Unmanned aerial vehicles (UAVs) have revolutionized search and rescue (SAR) operations, but the lack of specialized human detection datasets for training machine learning models poses a significant challenge.To address this gap, this paper introduces the Combination to Application (C2A) dataset, synthesized by overlaying human poses onto UAV-captured disaster scenes. Through extensive experimentation with state-of-the-art detection models, we demonstrate that models fine-tuned on the C2A dataset exhibit substantial performance improvements compared to those pre-trained on generic aerial datasets. Furthermore, we highlight the importance of combining the C2A dataset with general human datasets to achieve optimal performance and generalization across various scenarios. This points out the crucial need for a tailored dataset to enhance the effectiveness of SAR operations. Our contributions also include developing dataset creation pipeline and integrating diverse human poses and disaster scenes information to assess the severity of disaster scenarios. Our findings advocate for future developments, to ensure that SAR operations benefit from the most realistic and effective AI-assisted interventions possible.
Paper Structure (24 sections, 3 figures, 5 tables, 1 algorithm)

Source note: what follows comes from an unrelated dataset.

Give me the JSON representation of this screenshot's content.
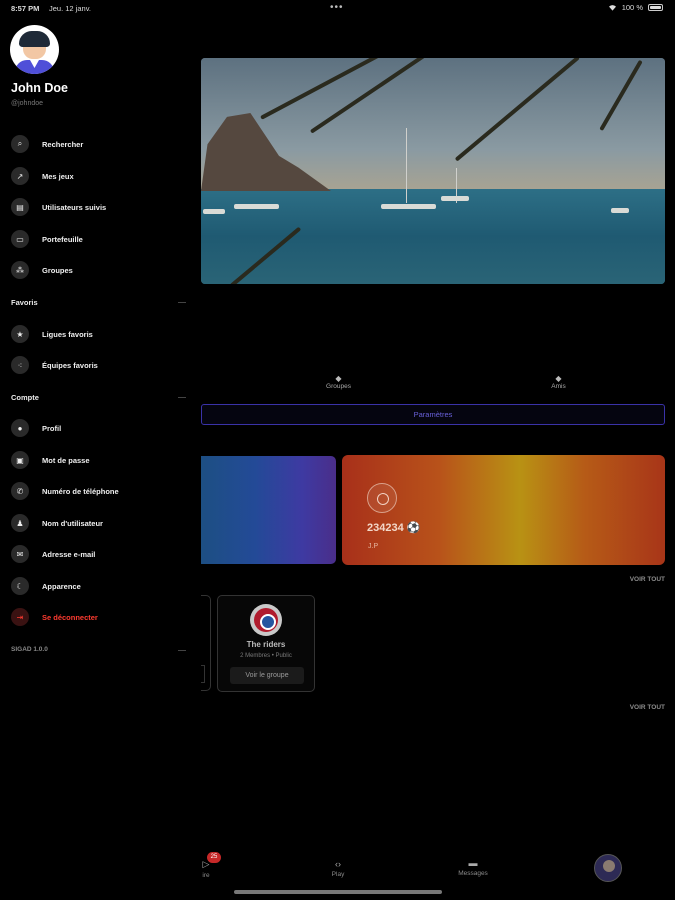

This paper contains 24 sections, 3 figures, 5 tables, 1 algorithm.

Figures (3)

  • Figure 1: This collection of images presents a selection from our proposed "Combination to Application" (C2A) dataset, a specialized compilation designed to refine machine learning algorithms for SAR operations in diverse disaster scenarios. Within the bounding boxes, human figures are superimposed onto various disaster scenes, demonstrating the intricate process of overlaying accurately segmented human poses onto different disaster backdrops such as rubble, traffic incidents, flood, and fire. This synthetic approach is crucial for creating more challenging training conditions that AI models may encounter in actual SAR missions. Furthermore, the dataset is enriched with detailed pose information—such as bent, kneeling, lying, sitting, and upright—providing comprehensive data for AI to learn and recognize human forms even when partially occluded by environmental obstacles.
  • Figure 2: (a) Aspect Ratio of C2A Dataset (b) Object Density
  • Figure 3: Comparative Analysis of Object Detection (a) The frequency distribution of ground truth object sizes (blue) showcases a clear decline in detection rates for smaller objects (red), highlighting the challenges current detection algorithms face with objects less than 20 pixels in size. (b) The detection confidence scores across varying object sizes, with mean confidence indicated by red points, emphasize the higher reliability of detecting larger objects. These visualizations underscore the need for refining detection algorithms to better recognize small objects, which are critical for comprehensive disaster scene analysis.